There is evidence that the plaintiff has not submitted a sick call request for his leg since January, 2006. The plaintiff maintains that he submits a grievance every two weeks, but he admits that filing a grievance is different from submitting a sick call request. On the other hand, it is a fair inference that the plaintiff is not going to be referred anywhere, and that the defendants have pretty well decided that the medical treatment he is receiving is adequate. The court also questions why the prison administrators, in the light of the continued requests by the plaintiff for additional medical consultation, have done nothing.
As the Court expressed at the hearing, it remains "at sea" in this case. The plaintiff has made a prima facie showing that he suffers from a serious, chronic medical need. Perhaps he presents a difficult medical case that is receiving appropriate treatment. Perhaps the plaintiff suffers from a chronic infection for which nothing more can be done than is being done. The plaintiff's physical appearance was not that of a person experiencing pain and suffering, for whatever that lay observation is worth. On the other hand, he is in a wheelchair and has a chronic leg infection that continually drains, for which he has been taking antibiotics for months with no apparent improvement. The court had hoped that the hearing today would clear things up, but it was an exercise in wheel-spinning. The court does not have the specialized knowledge necessary to determine whether the plaintiff is in danger of irreparable harm or what his treatment ought to be; nor have the defendants made an effort to illuminate the situation for the court.

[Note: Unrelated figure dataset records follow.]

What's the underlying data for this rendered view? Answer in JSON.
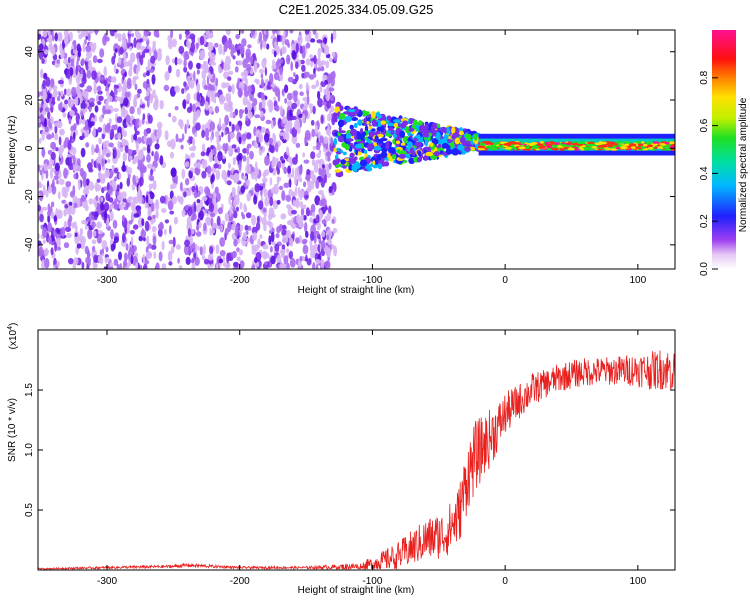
{
  "chart_data": [
    {
      "type": "heatmap",
      "title": "C2E1.2025.334.05.09.G25",
      "xlabel": "Height of straight line (km)",
      "ylabel": "Frequency (Hz)",
      "xlim": [
        -352,
        128
      ],
      "ylim": [
        -50,
        49
      ],
      "xticks": [
        -300,
        -200,
        -100,
        0,
        100
      ],
      "yticks": [
        -40,
        -20,
        0,
        20,
        40
      ],
      "colorbar": {
        "label": "Normalized spectral amplitude",
        "range": [
          0.0,
          1.0
        ],
        "ticks": [
          0.0,
          0.2,
          0.4,
          0.6,
          0.8
        ]
      },
      "regions": [
        {
          "description": "noise",
          "x_range": [
            -352,
            -128
          ],
          "freq_range": [
            -50,
            49
          ],
          "amplitude_approx": 0.05
        },
        {
          "description": "signal-onset",
          "x_range": [
            -128,
            -20
          ],
          "freq_range": [
            -18,
            14
          ],
          "amplitude_approx": 0.3
        },
        {
          "description": "carrier",
          "x_range": [
            -20,
            128
          ],
          "freq_range": [
            -1,
            3
          ],
          "amplitude_approx": 0.9
        }
      ]
    },
    {
      "type": "line",
      "xlabel": "Height of straight line (km)",
      "ylabel": "SNR (10 * v/v)",
      "yscale_label": "(x10",
      "yscale_exp": "4",
      "xlim": [
        -352,
        128
      ],
      "ylim": [
        0,
        2.0
      ],
      "xticks": [
        -300,
        -200,
        -100,
        0,
        100
      ],
      "yticks": [
        0.5,
        1.0,
        1.5
      ],
      "ytick_labels": [
        "0.5",
        "1.0",
        "1.5"
      ],
      "series": [
        {
          "name": "SNR",
          "color": "#e8201e",
          "x": [
            -352,
            -300,
            -250,
            -240,
            -200,
            -150,
            -110,
            -100,
            -80,
            -60,
            -45,
            -35,
            -28,
            -22,
            -15,
            -10,
            -5,
            0,
            10,
            20,
            30,
            40,
            50,
            60,
            80,
            100,
            110,
            120,
            128
          ],
          "y": [
            0.01,
            0.02,
            0.03,
            0.04,
            0.02,
            0.02,
            0.03,
            0.05,
            0.12,
            0.25,
            0.3,
            0.45,
            0.8,
            0.95,
            1.05,
            1.12,
            1.2,
            1.3,
            1.4,
            1.5,
            1.55,
            1.6,
            1.63,
            1.65,
            1.66,
            1.67,
            1.66,
            1.68,
            1.65
          ],
          "noise": [
            0.005,
            0.01,
            0.012,
            0.015,
            0.01,
            0.01,
            0.03,
            0.06,
            0.12,
            0.18,
            0.2,
            0.25,
            0.3,
            0.3,
            0.25,
            0.25,
            0.2,
            0.18,
            0.15,
            0.14,
            0.12,
            0.12,
            0.12,
            0.12,
            0.12,
            0.14,
            0.16,
            0.18,
            0.18
          ]
        }
      ]
    }
  ]
}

Given the apparent seriousness of the allegations and the lack of clarity in the record, the court finds it is necessary to appoint an expert pursuant to Fed. R. Evid. 706(a), for purposes of assisting the court in deciding the plaintiff's motion for preliminary injunction. See Ledford v. Sullivan, 105 F.3d 354, 361 (7th Cir. 1997)(court has discretion to apportion costs for court-appointed expert to one side).
IT IS ORDERED THAT:
By May 31, 2006, the parties are directed to show good cause why an expert, either in orthopedics or infectious disease, should not be appointed Fed. R. Evid. 706(a), to inform the court on the plaintiff's current diagnosis, prognosis, and recommended treatment of the plaintiff's condition, and the consequences if that recommended treatment is not followed. Also by May 31, 2006 the parties shall submit the name of any expert they have agreed shall be appointed by the court. In the absence of agreement, the court will recruit an expert. Lastly, the defendants shall show good cause why the costs of such expert should not be apportioned to them, in light of the plaintiff's indigence.
Entered this 12th Day of May , 2006.